As you may have heard, we’ve had a bit of snow. On one of the days that I was snowed in, I had the opportunity to sit and think about our industry – particularly, why is it that at the first sign of trouble, organisations cut their training budgets? Surely any form of logic would tell you that it should be the other way round. In times of trouble, we should be investing more in our people because we want them to achieve more.
I think the answer lies with us, the L&D professionals. For too long we have viewed training like chicken soup – its good for the soul and how can you argue that it won’t make you better? Unfortunately, this no longer washes with the CEO who has a million competing priorities. Often he or she is faced with making a decision between a business plan that has a clear return and a training budget where the benefits are hard to quantify. Unsurprisingly, it’s the training budget that gets squeezed.

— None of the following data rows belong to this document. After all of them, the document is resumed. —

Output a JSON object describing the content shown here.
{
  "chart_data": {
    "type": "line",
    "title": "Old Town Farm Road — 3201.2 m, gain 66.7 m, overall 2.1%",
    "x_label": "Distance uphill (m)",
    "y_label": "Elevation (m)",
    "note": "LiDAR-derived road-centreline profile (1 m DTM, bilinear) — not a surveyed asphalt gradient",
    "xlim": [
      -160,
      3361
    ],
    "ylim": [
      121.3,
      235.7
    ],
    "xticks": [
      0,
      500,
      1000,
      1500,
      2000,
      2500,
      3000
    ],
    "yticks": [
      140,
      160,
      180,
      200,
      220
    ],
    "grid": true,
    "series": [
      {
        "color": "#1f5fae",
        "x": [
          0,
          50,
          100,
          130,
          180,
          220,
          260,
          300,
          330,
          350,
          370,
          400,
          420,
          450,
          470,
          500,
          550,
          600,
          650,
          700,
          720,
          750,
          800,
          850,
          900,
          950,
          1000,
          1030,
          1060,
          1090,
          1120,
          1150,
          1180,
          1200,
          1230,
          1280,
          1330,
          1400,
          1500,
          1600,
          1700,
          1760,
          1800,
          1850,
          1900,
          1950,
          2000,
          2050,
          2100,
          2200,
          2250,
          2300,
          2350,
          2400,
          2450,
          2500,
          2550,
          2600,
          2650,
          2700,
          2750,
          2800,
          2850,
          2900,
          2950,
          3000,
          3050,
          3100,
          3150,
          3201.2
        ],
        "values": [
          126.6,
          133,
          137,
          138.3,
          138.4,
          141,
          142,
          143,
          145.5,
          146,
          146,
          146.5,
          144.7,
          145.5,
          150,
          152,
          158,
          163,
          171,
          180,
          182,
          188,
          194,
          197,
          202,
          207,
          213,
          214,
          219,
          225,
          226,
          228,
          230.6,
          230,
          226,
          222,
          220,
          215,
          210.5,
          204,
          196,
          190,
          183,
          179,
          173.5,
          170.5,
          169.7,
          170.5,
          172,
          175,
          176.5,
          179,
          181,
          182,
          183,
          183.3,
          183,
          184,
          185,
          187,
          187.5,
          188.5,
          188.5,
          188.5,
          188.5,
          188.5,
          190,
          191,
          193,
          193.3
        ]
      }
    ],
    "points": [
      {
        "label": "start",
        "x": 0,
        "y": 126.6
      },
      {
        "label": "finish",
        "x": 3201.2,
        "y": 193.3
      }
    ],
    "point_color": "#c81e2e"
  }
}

We have to do better in this area if our organisations are to get the support that they deserve from L&D. We have to look at every programme as if we were paying for it ourselves. In this situation, would we spend the money if we could not quantify the return? We often hear that it is not always possible to determine the return from a training programme. In which case I would say don’t do the training – save the money. What about compliance training, I hear you say, we have to do this. I agree, but it’s a myth that you can’t measure the return from compliance training. The number of completions is an obvious measure but you can also measure the before and after effects in terms of, for example, the number of breaches or the calls to the help desk. By thinking about the return and measuring tangible results, we not only create financial benefits for the organisation but we help to make the training more palatable for the learners.
One project that comes to mind is some competition law training that we delivered. Initially the course was scoped to be a long programme that laid out the law. When we looked harder at the business benefits of the programme, we could not justify the costs. The subject matter expert, when confronted with this, admitted that actually learners did not need to know about competition law, only how to recognise the risks. They would then call a help line. This thinking resulted in a shorter, more effective course that actually had the desired impact. The change of heart came from looking at the training as a business proposition rather than an obvious foregone conclusion.
In my view L&D is not a support organisation, it’s a business unit and like all business units it needs to demonstrate tangible benefits – if we can’t do this, we may find that very quickly we are out in the cold.